I also ran an experiment with the full LUBM set of
queries. Translating all of them took 50s (that is an improvement in
per query time) and running them in batch (so not cold system) took 21
minutes which is quite far from the shown numbers. According to Table
4, the running time should be 117s but 21 minutes is 1260s so a ×10
increase in time, to run the full batch (despite the fact that the
system benefited from running the queries in batch with caching and so
on).
Of course, we have different systems so it is normal to not have the same
running time but we also have not the same size and the time differ too much.
===================================================
MORE MINOR REMARKS
===================================================
Def 2, line 47 instance -> instance node
Def 3, path is a function? I don't understand this notation as there
might be several (shortest or not) paths from v1 to v2.
Page 4, line 22, SPARQL is much more than just BGP+filter+Opt.
Page 8, line 20, I don't like the notation normal(BC(v)) maybe use
normalBC(v)? I don't why put a "u" in the min(BC(u)) and add u ∈ V_s
next to the fraction. If it is the min over the whole graph, you can
put min_{u∈V_s}(BC(u)) but that is a long notation, or just minBC and
define it in the text afterwards.
Page 8, line 28, why norma and not normal ?
Page 8, line 33 could you elaborate on why it is important to
"equalize" the importance of normalBC and normalInst? Why is it
normalBC + normalInst and not normalBC + 2 normalInst?
Page 8, line 38 "the number of instance nodes of _each schema_ nodes"
Page 8, 4.2 you talk about partitions but they have not been defined at this point.
Page 9, def 6 you define DistinctsObjects(p(v_k,v_m)) as the number of
distinct v_m such that ... It is weird, and if
DistinctsObjects(p(v_k,v_m)) does not depend on v_m just define
DistinctsObjects(p, v_k)?
Page 9, def 7, the v_i have not been defined. I suppose this is the
path from v_s to v_e but what happens when the path is not unique?
Page 11, V_J should be V_j at line 12, no?
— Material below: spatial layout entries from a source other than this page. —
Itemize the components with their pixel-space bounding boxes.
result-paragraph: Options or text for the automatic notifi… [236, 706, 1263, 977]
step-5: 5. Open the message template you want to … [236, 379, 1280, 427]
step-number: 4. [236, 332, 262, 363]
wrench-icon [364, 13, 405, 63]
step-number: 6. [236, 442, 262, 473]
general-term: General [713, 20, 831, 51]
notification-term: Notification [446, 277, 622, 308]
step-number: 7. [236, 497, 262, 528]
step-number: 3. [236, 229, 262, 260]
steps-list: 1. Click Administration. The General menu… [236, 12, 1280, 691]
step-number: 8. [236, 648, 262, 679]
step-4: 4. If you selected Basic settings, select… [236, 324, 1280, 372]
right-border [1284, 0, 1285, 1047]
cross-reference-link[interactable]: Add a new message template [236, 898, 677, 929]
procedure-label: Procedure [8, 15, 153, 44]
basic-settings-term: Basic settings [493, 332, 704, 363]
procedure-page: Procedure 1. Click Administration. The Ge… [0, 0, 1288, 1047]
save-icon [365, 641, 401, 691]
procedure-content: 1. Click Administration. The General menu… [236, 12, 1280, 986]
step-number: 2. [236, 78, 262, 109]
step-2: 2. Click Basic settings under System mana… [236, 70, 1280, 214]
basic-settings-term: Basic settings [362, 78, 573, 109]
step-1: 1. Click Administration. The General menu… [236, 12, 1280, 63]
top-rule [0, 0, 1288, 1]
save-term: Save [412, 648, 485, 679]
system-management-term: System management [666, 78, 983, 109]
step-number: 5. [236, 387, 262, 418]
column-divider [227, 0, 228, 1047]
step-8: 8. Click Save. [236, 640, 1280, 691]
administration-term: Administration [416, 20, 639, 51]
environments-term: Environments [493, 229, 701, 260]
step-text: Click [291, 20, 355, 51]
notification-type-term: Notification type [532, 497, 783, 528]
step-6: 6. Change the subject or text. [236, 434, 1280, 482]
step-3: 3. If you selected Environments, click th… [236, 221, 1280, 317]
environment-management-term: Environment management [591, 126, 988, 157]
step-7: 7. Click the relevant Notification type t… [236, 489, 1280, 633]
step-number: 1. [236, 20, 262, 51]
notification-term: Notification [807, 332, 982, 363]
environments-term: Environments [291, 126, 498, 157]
The math notation of Theorem 1 does not really make sense to me. You
seem to define V_1 ... V_k as the partitionning with k then you
compute Σ triple(V_i) for 1 ≤ i ≤ k and then you look at Σ
triples(V_j) for 1 ≤ j ≤ k+1. I see that text below says that V_j is
in DAP(V,k+1) and I think I understand what you want to say but
mathematically, what you say is broken. You should define |DAP(V,k)| =
Σ triples(V_i) and then say |DAP(V,k)| ≤ |DAP(V,k+1)|. Also, to me, it
feels a bit pompous to say that this is a Theorem.
Once again, you define V_1 ... V_k then use V_i and V_j and I am not
sure what you mean in the statement of Theorem 2. According to the
text below the theorem it should say that the amount of data stored in
each vertical subpartition decrease (on average) when k
increases. Maybe I missed something but I think that this might be
true for i=j (which is not what is stated) and not otherwise. Imagine
a graph with 4 main nodes A-B-B'-C and 4n other nodes: the first 2n
nodes are connected to A and C with 2n distinct predicates, the 2n
next nodes are connected to B or B' with the same predicate P. In a
partitionning where k=2 and we have one partition with A and B and one
with B' and C (we don't care where B'' is) then we have one edge
between the two clusters and the average size of vertical subpartition
is 2 (n partitions of size 1 + one partition of size n). When moving
to three partition we will select B' or B as the new centroid and it
will have an average of n elements per vertical subpartition.
|